Hello,
I have a question about intercept and LogFC in edgeR. I am exactly following the article. From reads to genes to pathways...the edgeR quasi-likelihood pipeline. I also read the article A guide to creating design matrices for gene expression experiments but I am still confused about how intercept is associated with LogFC values and other statistics.
## model without intercept
y0 <- DGEList(GenewiseCounts[,-1], group=group,
genes=GenewiseCounts[,1,drop=FALSE]
)
y0$genes$Symbol <- mapIds(org.Mm.eg.db, rownames(y0),
keytype="ENTREZID", column="SYMBOL")
y0 <- y0[!is.na(y$genes$Symbol), ]
keep <- rowSums(cpm(y0) > 0.5) >= 2
y0 <- y0[keep, , keep.lib.sizes=FALSE]
y0 <- calcNormFactors(y0)
design_0 <- model.matrix(~0+group)
colnames(design_0) <- levels(group)
design_0
y0 <- estimateDisp(y0, design_0, robust=TRUE)
fit0 <- glmQLFit(y0, design_0, robust=TRUE)
B.LvsP0 <- makeContrasts(B.lactating-B.pregnant, levels=design_0)
res0 <- glmQLFTest(fit0, contrast=B.LvsP0)
## model with intercept
y1 <- DGEList(GenewiseCounts[,-1], group=group,
genes=GenewiseCounts[,1,drop=FALSE]
)
options(digits = 3)
y1$genes$Symbol <- mapIds(org.Mm.eg.db, rownames(y1),
keytype="ENTREZID", column="SYMBOL")
y1 <- y1[!is.na(y1$genes$Symbol), ]
keep <- rowSums(cpm(y1) > 0.5) >= 2
y1 <- y1[keep, , keep.lib.sizes=FALSE]
y1 <- calcNormFactors(y1)
design1 <- model.matrix(~ + group)
colnames(design1) <- levels(group)
y1 <- estimateDisp(y1, design1, robust=TRUE)
fit1 <- glmQLFit(y1, design1, robust=TRUE)
B.LvsP1 <- makeContrasts(B.lactating-B.pregnant, levels=design1)
res1 <- glmQLFTest(fit1, contrast=B.LvsP1)

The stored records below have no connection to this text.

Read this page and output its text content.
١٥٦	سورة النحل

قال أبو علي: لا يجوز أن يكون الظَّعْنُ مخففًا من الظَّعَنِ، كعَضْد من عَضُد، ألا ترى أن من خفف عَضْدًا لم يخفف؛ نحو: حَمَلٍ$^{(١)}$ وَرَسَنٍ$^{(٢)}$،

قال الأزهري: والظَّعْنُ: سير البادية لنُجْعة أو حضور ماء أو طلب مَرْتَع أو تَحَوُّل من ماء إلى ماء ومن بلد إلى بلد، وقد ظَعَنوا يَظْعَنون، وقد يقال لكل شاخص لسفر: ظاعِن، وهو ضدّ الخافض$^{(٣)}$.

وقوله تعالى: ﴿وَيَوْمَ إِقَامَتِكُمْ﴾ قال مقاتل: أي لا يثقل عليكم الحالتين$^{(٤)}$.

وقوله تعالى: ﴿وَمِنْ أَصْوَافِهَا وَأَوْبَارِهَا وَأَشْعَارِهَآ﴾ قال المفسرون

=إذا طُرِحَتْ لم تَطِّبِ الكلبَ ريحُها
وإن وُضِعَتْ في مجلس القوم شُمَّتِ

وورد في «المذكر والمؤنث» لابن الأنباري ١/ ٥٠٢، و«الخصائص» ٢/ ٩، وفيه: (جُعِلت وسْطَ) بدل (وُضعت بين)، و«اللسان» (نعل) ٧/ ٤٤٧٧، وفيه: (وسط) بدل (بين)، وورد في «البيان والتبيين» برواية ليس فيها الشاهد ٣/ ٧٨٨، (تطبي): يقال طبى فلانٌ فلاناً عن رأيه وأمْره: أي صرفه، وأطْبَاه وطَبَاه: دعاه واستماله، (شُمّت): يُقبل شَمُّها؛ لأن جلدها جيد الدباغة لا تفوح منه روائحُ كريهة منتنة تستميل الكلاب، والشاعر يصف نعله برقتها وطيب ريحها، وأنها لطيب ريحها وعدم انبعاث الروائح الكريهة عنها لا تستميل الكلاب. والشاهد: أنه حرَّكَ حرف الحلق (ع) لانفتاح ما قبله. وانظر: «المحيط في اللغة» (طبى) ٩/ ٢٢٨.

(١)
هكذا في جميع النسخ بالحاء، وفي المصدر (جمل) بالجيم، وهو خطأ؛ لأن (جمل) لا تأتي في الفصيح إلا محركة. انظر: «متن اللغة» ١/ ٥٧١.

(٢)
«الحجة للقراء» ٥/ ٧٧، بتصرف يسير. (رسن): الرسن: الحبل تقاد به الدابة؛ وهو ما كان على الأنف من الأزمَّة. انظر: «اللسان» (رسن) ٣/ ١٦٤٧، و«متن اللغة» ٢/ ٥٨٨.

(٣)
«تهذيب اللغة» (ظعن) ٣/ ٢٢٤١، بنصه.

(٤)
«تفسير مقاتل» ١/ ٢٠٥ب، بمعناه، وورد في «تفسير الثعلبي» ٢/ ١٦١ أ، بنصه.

My design matrix without intercept
> design_0
B.lactating B.pregnant B.virgin L.lactating L.pregnant L.virgin
1 0 0 1 0 0 0
2 0 0 1 0 0 0
3 0 1 0 0 0 0
4 0 1 0 0 0 0
5 1 0 0 0 0 0
6 1 0 0 0 0 0
7 0 0 0 0 0 1
8 0 0 0 0 0 1
9 0 0 0 0 1 0
10 0 0 0 0 1 0
11 0 0 0 1 0 0
12 0 0 0 1 0 0
My design matrix with intercept
> design1
B.lactating B.pregnant B.virgin L.lactating L.pregnant L.virgin
1 1 0 1 0 0 0
2 1 0 1 0 0 0
3 1 1 0 0 0 0
4 1 1 0 0 0 0
5 1 0 0 0 0 0
6 1 0 0 0 0 0
7 1 0 0 0 0 1
8 1 0 0 0 0 1
9 1 0 0 0 1 0
10 1 0 0 0 1 0
11 1 0 0 1 0 0
12 1 0 0 1 0 0
When I print out top DE genes using topTags, they are different.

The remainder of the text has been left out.